Para ello nos adentraremos en la biología v la psicología de la vida emocional infantil y luego abordaremos los factores del ambiente que fomentan, desencadenan, mantienen o empeoran los distintos tipos de problemas conductuales frecuentes en niños y adolescentes.

El temperamento

El temperamento es la dimensión biológica de la personalidad. Está escrito en los genes y es heredado. En él confluyen fenómenos psicofisiológicos que deben ser decodificados, ordenados y regulados, y que se organizan en funciones biológicas con un sustrato anatómico y una expresión conductual. Estas funciones biológicas son la respuesta de ansiedad, las respuestas instintivas o impulsos, el estado de ánimo y la capacidad de disfrutar.

Ansiedad

Consiste en una cadena de eventos neuronales que bañan el cerebro con sustancias químicas específicas (tales como el cortisol y la noradrenalina) para enfrentar adecuadamente situaciones desafiantes o amenazantes, ya sean reales o imaginarias. La respuesta de ansiedad nos permite hacerles frente o huir. Cuando ésta es excesiva, provoca una sobre alerta, una especie de luz incandescente que ilumina el cerebro intensamente, bloquea la capacidad de discernir y cede paso a un conjunto de conductas inmediatas, primitivas, orientadas a la supervivencia. En cierto sentido, la ansiedad calienta la cabeza y facilita conductas impulsivas. Si la respuesta es excesiva o los mecanismos de autocontrol son deficitarios, aparecen conductas agresivas y la ansiedad lleva un apellido: ansiedad persecutoria.
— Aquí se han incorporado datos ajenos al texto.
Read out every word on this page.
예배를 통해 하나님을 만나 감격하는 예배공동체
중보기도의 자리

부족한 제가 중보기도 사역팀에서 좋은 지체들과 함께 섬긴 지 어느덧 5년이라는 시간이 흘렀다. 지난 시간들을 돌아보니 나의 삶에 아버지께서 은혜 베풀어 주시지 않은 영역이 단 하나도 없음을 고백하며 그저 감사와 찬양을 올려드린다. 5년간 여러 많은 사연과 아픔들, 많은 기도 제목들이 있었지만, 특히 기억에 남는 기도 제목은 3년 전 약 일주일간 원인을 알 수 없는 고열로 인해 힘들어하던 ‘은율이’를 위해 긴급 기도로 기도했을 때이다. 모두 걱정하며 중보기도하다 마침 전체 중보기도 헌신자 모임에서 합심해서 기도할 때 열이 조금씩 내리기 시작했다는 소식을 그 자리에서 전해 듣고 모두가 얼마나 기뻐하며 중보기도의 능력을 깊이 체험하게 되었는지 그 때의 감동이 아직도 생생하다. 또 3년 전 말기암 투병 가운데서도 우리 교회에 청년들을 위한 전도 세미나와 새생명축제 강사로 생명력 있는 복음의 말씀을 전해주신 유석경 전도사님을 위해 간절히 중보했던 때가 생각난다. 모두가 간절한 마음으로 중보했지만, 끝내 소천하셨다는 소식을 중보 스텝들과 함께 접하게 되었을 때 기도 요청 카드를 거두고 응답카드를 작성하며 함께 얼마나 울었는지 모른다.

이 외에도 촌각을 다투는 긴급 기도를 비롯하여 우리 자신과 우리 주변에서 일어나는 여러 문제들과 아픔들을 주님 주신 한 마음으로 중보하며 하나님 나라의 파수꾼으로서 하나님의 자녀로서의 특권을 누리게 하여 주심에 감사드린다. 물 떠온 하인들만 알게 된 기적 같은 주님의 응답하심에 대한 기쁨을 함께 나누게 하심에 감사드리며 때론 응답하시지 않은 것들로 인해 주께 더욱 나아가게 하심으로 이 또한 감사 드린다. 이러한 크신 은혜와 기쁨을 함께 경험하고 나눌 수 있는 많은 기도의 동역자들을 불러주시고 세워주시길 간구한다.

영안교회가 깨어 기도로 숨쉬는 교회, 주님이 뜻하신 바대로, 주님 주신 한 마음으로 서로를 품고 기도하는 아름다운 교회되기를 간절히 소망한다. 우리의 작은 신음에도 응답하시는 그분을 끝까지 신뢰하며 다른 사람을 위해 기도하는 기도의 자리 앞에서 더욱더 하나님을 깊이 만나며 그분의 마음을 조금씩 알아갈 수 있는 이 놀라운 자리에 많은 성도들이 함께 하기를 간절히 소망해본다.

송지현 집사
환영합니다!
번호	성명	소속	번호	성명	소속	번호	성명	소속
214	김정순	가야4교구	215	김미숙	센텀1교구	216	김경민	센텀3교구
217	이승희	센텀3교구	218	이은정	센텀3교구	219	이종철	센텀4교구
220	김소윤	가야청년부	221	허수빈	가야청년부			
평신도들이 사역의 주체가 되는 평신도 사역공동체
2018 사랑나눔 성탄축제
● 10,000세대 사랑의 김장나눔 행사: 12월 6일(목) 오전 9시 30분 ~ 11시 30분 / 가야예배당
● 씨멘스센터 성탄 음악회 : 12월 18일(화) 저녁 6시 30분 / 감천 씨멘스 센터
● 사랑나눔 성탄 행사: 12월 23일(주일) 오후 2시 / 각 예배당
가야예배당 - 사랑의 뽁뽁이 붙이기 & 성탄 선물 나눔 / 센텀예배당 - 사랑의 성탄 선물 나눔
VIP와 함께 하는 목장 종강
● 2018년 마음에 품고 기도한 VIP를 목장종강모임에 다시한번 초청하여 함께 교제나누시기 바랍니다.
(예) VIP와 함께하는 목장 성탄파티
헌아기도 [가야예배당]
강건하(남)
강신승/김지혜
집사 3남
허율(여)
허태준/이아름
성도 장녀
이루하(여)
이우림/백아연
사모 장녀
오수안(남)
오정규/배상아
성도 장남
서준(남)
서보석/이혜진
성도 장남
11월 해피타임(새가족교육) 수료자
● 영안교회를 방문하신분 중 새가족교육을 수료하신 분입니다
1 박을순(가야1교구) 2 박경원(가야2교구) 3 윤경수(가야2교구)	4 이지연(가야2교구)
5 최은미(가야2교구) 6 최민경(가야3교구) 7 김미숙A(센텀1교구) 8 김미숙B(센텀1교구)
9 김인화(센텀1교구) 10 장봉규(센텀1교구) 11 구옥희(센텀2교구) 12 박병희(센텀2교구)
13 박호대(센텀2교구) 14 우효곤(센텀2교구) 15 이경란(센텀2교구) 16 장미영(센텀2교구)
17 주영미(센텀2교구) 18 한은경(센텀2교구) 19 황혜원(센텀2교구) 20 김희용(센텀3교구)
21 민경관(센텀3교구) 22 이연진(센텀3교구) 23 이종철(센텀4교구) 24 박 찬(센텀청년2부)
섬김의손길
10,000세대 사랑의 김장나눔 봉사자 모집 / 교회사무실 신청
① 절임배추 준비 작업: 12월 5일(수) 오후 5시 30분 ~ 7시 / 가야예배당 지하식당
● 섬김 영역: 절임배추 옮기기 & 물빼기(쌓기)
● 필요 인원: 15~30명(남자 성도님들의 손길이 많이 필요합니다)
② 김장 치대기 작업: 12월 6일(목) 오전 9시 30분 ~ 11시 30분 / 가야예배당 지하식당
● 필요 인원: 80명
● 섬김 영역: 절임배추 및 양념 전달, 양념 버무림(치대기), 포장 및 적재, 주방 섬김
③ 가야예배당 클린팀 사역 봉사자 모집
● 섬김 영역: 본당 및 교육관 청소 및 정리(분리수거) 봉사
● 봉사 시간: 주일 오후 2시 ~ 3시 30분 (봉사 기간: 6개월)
En algunos niños y adultos, la ansiedad excesiva paraliza.

Respuestas instintivas

Son conductas primitivas orientadas a la supervivencia. Se desencadenan de modo inmediato, no consciente, sin elaboración reflexiva. Atacar un plato de comida movidos por un hambre de días, asaltar sexualmente a una mujer indefensa o agredir para defenderse son conductas instintivas. También lo es, paradójicamente, cierta forma impulsiva de suicidio. El rasgo esencial en todas estas conductas es la rapidez con la que emergen.

Estado de ánimo

Es una percepción subjetiva y relativamente estable de bienestar psíquico y físico, que va acompañada de emociones y sentimientos positivos. Sufre leves oscilaciones por influjo de las experiencias: "bajones" y momentos jubilosos. Oscilaciones mayores, fuera de rango, constituyen una psicopatología relativamente frecuente conocida como desorden bipolar.

Capacidad de disfrutar

Es una condición inherente al ser humano y a los animales superiores. Consiste en un estado de alegría provocado por la cercanía de otros seres humanos, la naturaleza v experiencias estéticas y espirituales.

Las emociones

Las emociones son estados internos pasajeros que poseen una valencia positiva o negativa. Surgen de emociones primarias instaladas en el cerebro humano desde el nacimiento: la alegría, la quietud, la rabia y el miedo. En cambio, los sentimientos son estados internos duraderos, estables, permanentes, que se construyen a partir de las emociones.

Las emociones positivas son la alegría, la quietud, el júbilo, la euforia, el éxtasis, el gozo. Entre los sentimientos positivos reconocemos el optimismo, la confianza, la serenidad, la motivación, la bondad y el altruismo.

Las emociones negativas son el miedo y la rabia, mientras que entre los sentimientos negativos identificamos el resentimiento, la hostilidad, el pesimismo, el encono, la envidia, el rencor, el deseo de daño.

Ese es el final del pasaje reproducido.